Sonrisas de cuerpo entero

dani

Me gustaba su flequillo y aquellos lunares del cuello, sus sofisticadas camisas de COS y las deprimentes playlists de tarde domingo, pero sobre todo adoraba sus paletas, una montada ligeramente sobre la otra. A él le avergonzaba no tener una sonrisa perfecta y, cuando reía, se llevaba la mano a la boca. Me irritaba aquel pudor, y sentía el impulso de agarrarle la muñeca y hacerle ver que el mundo se volvía loco cuando él reía.  Nunca logré convencerle de que, en el elegante abrazo de aquellos dientes, se encontraba el carácter único de sus expresiones. En cuanto pudo, se puso brákets. Ni siquiera se esforzó en ocultarse tras argumentos médicos. Con el tiempo lo dejamos y estuvimos un par de años sin vernos. Cuando nos reencontramos, no habíamos cambiado tanto. Sin embargo, cada paleta ocupaba el lugar que le correspondía y aquella geometría parecía gobernar en toda la cara, como si el resto de sus gestos hubiese sufrido también la disciplina del alambre.

Con diez años dejé una parte de mi sonrisa en Sabarís, un pueblo cerca de Baiona. Mis padres se relajaban en una terraza, mientras yo me montaba con un amigo en los coches de choque. Distraído, una de las fichas cayó a la pista. Me agaché para recuperarla. Al girarme, fue tarde para evitar el golpe. Lo siguiente que recuerdo fue a mi padre corriendo. El impacto me había partido el labio superior. Sangraba en abundancia y, con el dolor, me había echado las manos a la cara, esparciendo la sangre. Imagínense el susto de mi padre. Aquel golpe rompió una de mis paletas, dejándome una sonrisa-Mikel Erentxu. Durante años la lucí orgulloso, deseando que me preguntasen. Parecía que ya entonces me importaba más tener una buena historia que una sonrisa impecable. Sin embargo, mis dentistas se empeñaron en repararla y acabaron colocándome unas fundas.

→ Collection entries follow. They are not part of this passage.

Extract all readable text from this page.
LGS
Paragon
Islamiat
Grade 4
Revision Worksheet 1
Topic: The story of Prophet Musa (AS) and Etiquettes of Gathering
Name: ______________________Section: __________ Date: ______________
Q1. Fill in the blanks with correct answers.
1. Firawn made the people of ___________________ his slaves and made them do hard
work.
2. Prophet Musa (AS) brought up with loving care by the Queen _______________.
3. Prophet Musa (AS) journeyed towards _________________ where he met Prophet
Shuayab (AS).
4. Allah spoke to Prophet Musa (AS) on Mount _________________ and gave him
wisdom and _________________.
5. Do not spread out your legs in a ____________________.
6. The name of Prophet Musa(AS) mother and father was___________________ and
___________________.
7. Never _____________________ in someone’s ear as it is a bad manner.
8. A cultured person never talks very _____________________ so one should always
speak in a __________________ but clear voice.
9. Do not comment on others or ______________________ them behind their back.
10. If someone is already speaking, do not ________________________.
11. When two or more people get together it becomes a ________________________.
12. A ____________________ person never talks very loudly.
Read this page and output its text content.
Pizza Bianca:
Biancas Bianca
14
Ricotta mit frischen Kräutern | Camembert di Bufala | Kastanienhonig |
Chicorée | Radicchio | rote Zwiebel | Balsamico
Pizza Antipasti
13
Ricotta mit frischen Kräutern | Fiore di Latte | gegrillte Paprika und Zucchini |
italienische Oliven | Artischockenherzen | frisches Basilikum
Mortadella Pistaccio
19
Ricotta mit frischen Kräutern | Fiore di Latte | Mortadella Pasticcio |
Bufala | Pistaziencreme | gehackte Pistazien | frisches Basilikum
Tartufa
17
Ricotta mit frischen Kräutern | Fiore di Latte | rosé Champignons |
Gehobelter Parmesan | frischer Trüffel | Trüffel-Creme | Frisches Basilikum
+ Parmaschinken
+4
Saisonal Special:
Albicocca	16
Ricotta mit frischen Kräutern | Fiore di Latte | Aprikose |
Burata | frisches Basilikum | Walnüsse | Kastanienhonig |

Los brákets han dejado de ser una penitencia adolescente y los dentistas han conseguido que treintañeros y cuarentones pasen por el aro del aparato y cumplan su sueño de conseguir una dentadura televisiva, libre de imperfecciones, sin que importe que sean precisamente esas imperfecciones las que den carácter a nuestra sonrisa. Por supuesto, el argumento estético se diluye en un aluvión de razones médicas que convierten en una temeridad negarse a la ortodoncia.

La historia se repite y mi Lama quiere también una sonrisa tan perfecta como su bolsillo se lo pueda permitir. Al parecer, él y su dentista han encontrado un montón de motivos con el prefijo orto. Sin embargo, a mí me entra el pánico cada vez que lo menciona. La sonrisa de mi Lama tiene la potencia incontenible de la dulzura.  En cualquier discusión puedo levantar un muro de argumentos para defender una opinión. Entonces llega él, sonríe y mi posición se desmorona con la misma facilidad que una ráfaga de viento se lleva por delante la más sesuda montaña de folios. Imagino que nada tendrá que ver eso con la posición de sus dientes y que, al igual que abraza con todo el cuerpo, mi Lama sonríe también con todo el cuerpo.  Sin embargo, a mí me da rabia que no vea lo que tiene de especial y se rinda a esa legión de dentistas empeñados en convertirnos en emoticones a fuerza de facturar sonrisas.